Lenin savaş, ulusal sorun vb. konulara dair Marksist teorik ya da politik düşünceleri oluşum ve tarihsel gelişim bağlamlarına yerleştirerek “okur”, analiz eder, sonuçlar çıkartır. Bu zaten Marksist yöntemin gereği ve bir uygulama alanıdır. O, Marksist düşünceleri “tekrar” etmekle, “aslına bağlı” tarzda savunmakla yetinmez, iç tutarlılık ve bütünlüğünü koruyarak, onlara güncel devrimci ihtiyaçlara yanıt verecek nitelikler kazandırarak geliştirir. Lenin'in Marksizmin düşünceleriyle ilişkilenişi statik, edilgen, sınırlanmış, donuk değil, canlı, dinamik, akışkan ve yaratıcıdır.
Lenin’in Marksizm çalışmaları aynı zamanda Marksizm iddialı çağdaşlarının konu üzerine yaklaşım ve pozisyonlarının, yöntemlerinin ve ulaştıkları sonuçların sıkı eleştirel devrimci analiziyle el ele gider.
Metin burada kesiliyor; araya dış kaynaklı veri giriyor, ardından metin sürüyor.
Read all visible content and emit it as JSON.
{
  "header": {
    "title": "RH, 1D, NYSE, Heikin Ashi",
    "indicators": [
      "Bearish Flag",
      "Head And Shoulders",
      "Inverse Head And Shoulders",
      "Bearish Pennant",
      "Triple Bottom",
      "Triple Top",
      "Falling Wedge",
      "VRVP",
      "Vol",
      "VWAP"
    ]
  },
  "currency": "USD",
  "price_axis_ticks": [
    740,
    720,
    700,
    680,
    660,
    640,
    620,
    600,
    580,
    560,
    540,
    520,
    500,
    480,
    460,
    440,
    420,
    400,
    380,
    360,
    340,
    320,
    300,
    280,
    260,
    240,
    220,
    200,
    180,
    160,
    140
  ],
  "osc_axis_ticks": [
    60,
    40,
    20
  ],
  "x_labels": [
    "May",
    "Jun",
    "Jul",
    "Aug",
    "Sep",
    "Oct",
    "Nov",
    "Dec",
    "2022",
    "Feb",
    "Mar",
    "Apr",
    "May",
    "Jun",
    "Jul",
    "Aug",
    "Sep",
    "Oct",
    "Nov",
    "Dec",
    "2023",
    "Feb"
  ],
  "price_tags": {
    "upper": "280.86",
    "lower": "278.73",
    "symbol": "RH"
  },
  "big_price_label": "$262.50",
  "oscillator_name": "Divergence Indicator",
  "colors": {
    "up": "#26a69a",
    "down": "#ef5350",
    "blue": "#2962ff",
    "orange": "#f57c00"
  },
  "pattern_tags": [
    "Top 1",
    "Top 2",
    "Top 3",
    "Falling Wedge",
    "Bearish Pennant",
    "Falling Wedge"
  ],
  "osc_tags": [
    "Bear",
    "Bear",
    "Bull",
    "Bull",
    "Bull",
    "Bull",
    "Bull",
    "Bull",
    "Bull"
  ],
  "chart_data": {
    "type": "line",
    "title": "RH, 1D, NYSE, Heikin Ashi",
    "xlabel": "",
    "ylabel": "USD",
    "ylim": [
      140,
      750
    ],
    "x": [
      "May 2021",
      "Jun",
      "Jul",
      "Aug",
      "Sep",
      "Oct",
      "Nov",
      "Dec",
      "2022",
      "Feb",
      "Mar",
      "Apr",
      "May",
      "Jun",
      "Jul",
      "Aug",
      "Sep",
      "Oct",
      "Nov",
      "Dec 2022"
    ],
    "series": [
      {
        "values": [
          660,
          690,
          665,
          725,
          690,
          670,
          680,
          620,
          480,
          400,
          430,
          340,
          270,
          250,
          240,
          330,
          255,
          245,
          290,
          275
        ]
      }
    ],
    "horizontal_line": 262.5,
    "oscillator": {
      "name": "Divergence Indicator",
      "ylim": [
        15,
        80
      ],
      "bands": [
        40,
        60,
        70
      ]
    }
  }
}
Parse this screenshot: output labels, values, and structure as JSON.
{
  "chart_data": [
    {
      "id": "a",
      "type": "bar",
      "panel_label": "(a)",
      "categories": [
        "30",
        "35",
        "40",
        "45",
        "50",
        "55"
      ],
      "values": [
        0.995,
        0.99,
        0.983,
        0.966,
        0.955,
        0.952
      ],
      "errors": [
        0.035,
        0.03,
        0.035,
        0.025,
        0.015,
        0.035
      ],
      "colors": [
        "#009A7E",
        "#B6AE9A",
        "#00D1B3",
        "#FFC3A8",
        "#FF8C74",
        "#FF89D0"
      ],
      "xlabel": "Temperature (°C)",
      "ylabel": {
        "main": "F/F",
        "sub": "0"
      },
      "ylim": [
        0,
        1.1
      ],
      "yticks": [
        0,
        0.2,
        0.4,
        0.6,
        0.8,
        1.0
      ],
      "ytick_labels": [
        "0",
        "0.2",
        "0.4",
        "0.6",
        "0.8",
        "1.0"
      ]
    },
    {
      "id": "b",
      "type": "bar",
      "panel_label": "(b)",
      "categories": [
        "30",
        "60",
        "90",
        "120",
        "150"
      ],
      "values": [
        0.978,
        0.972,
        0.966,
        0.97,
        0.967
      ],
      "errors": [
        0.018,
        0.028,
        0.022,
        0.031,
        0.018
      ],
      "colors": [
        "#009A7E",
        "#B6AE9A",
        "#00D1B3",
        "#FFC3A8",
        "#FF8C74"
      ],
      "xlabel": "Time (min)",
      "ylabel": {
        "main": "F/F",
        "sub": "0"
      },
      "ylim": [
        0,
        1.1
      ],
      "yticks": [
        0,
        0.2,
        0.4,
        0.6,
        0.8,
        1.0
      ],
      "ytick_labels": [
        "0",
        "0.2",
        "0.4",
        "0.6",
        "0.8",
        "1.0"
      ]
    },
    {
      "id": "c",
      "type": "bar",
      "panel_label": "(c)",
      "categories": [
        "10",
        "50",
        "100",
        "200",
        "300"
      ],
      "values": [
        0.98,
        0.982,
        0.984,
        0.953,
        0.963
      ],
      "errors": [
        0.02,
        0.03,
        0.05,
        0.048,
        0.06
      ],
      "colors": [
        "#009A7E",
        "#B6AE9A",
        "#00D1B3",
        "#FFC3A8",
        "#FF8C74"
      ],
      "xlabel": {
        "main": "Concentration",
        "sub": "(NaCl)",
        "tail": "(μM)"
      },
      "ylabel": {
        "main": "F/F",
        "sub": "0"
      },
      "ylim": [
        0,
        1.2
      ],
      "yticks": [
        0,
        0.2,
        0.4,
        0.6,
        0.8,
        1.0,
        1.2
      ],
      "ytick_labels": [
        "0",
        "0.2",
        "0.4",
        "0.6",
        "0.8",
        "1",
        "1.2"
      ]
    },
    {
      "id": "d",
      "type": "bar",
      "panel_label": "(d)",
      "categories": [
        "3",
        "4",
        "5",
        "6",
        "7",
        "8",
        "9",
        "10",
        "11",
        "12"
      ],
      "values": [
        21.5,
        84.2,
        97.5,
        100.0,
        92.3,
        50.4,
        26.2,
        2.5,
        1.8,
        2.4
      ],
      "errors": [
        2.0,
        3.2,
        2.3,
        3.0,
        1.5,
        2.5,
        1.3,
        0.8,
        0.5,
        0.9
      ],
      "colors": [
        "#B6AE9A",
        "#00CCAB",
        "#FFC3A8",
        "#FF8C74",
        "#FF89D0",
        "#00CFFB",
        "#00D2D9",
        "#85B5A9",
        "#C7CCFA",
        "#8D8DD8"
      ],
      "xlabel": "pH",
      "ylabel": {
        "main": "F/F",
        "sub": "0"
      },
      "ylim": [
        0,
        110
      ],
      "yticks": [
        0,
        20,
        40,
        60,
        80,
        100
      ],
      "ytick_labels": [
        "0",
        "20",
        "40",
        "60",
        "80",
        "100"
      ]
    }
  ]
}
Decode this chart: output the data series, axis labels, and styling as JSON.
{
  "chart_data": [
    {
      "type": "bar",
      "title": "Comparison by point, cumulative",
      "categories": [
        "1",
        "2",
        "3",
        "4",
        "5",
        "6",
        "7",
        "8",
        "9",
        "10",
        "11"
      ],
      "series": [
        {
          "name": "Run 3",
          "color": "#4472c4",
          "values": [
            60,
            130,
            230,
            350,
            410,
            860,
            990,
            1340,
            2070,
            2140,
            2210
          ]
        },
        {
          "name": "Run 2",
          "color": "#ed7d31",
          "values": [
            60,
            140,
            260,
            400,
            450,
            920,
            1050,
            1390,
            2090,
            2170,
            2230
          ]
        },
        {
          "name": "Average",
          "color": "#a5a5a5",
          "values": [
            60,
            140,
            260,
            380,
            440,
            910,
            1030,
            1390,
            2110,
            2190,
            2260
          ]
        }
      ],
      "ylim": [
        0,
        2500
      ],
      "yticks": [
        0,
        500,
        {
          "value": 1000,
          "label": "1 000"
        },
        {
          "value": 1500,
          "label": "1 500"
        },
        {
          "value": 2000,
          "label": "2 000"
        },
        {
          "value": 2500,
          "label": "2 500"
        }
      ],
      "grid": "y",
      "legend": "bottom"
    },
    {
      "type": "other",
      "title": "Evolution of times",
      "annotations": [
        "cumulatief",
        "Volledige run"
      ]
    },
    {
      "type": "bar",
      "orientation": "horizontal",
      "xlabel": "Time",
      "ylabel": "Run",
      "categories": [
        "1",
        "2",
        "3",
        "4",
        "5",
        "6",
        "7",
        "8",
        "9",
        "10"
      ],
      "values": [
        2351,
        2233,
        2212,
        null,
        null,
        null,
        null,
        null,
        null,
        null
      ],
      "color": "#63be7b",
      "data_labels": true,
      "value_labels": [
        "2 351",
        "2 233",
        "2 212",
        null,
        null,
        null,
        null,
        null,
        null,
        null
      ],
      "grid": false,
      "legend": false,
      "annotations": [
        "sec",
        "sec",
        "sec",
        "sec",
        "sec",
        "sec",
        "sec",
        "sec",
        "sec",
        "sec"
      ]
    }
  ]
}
Marksizmin bozulmasına, çarpıtılmasına ve oportünizme karşı mücadele gündeminden hiç düşmez.
Lenin’in Marksizmle ilişkilenişinini özellikle kaydedilmesi gereken ayrıcı bir çizgisi de Marksizm’i “bir eylem kılavuzu” olarak kavramasıdır. Bu, Lenin’in bütün teorik çalışmalarını içinde hareket ettiği tarihsel dönemin yaşamsal devrimci sorunlarına adamış olmasını da açıklar.
Devlet teorisi, devrimci şiddet, enternasyonalizm gibi Marksizmin oportünistler tarafından unutturulan ya da çarpıtılan yanlarını açığa çıkardı, Marksist devrim teorisini güncelledi, Marksizm’i çağının sorunlarına mükemmel tarzda uyguladı. Devrimci enternasyonali yeniden kurdu.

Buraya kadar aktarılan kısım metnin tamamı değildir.